Some nonlocal diffusivities governing biological processes

Abstract: It is well known that the Laplacian operator reproduces a great deal of diffusive processes, due mainly to its capture of aleatory movements through its mean value property, and also thanks to other features such as regularizing effect, infinite speed of propagation, etc. 

However, there are not few situations in which particles or individuals do not move randomly in their media, but according to certain conditions, such as convenient habitats, different cellular interactions, etc. From the middle fifties with the works of Fife, among others, a new line of research was born, that focuses on defining appropriate nonlocal diffusive operators to describe  specific biological processes. 

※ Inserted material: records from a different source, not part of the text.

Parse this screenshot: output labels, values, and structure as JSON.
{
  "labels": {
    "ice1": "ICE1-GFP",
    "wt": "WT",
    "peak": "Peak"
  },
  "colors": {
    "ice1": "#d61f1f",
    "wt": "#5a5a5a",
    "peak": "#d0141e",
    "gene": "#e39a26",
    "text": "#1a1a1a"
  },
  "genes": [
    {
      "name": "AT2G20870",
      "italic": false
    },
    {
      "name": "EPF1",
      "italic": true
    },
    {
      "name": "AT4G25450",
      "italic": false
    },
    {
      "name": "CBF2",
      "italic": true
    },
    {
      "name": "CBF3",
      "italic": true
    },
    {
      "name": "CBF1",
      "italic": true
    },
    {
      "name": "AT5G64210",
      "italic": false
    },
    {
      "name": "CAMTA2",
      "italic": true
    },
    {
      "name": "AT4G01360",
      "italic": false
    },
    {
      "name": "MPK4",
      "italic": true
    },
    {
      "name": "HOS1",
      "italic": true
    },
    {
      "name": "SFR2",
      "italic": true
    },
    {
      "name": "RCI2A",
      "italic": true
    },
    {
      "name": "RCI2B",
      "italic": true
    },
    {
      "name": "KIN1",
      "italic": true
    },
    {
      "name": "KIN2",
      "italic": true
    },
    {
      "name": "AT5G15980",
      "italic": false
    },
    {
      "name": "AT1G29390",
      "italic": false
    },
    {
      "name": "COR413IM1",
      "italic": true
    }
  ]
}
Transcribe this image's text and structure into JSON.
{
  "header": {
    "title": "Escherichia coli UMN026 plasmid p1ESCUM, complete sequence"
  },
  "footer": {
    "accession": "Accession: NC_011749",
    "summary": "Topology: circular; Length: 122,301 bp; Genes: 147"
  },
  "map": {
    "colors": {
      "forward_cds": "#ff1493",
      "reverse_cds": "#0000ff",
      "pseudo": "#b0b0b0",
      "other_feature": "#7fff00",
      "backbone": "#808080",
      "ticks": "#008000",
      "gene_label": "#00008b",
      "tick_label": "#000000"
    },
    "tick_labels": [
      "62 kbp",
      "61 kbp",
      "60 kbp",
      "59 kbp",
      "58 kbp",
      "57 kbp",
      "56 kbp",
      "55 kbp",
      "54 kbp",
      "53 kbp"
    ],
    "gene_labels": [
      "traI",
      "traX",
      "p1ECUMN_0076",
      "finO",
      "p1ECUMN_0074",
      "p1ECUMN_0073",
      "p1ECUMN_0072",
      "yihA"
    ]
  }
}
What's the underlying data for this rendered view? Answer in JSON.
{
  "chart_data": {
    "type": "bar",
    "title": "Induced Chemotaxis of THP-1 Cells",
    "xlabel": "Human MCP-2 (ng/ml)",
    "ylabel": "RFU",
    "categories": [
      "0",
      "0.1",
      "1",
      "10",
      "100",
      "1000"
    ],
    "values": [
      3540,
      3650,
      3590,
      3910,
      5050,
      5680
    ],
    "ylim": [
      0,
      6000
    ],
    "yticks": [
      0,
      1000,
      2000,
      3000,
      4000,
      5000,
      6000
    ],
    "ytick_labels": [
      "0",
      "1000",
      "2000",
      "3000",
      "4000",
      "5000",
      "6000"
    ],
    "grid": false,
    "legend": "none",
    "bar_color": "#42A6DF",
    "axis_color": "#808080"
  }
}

We have some experience with nonlocal operators, resulting from both, a convolution with a regular kernel, as well as with operators of fractional type. Working in Fractional Orlicz Sobolev spaces,  we have prescribed different behaviour depending on the position of the particle, via the Orlicz function of the fractional incremental  quotient. 

In addition, if we consider a regular kernel, we are reproducing real (and not differential) jumps, which leads to surprising facts. Even when with a symmetric kernel we also obtain geometry properties of solutions such as the median property, in general the results completely differ from the Laplacian or p-Laplacian operator (large solutions, blow-up conditions, irregular aggregation of particles etc.)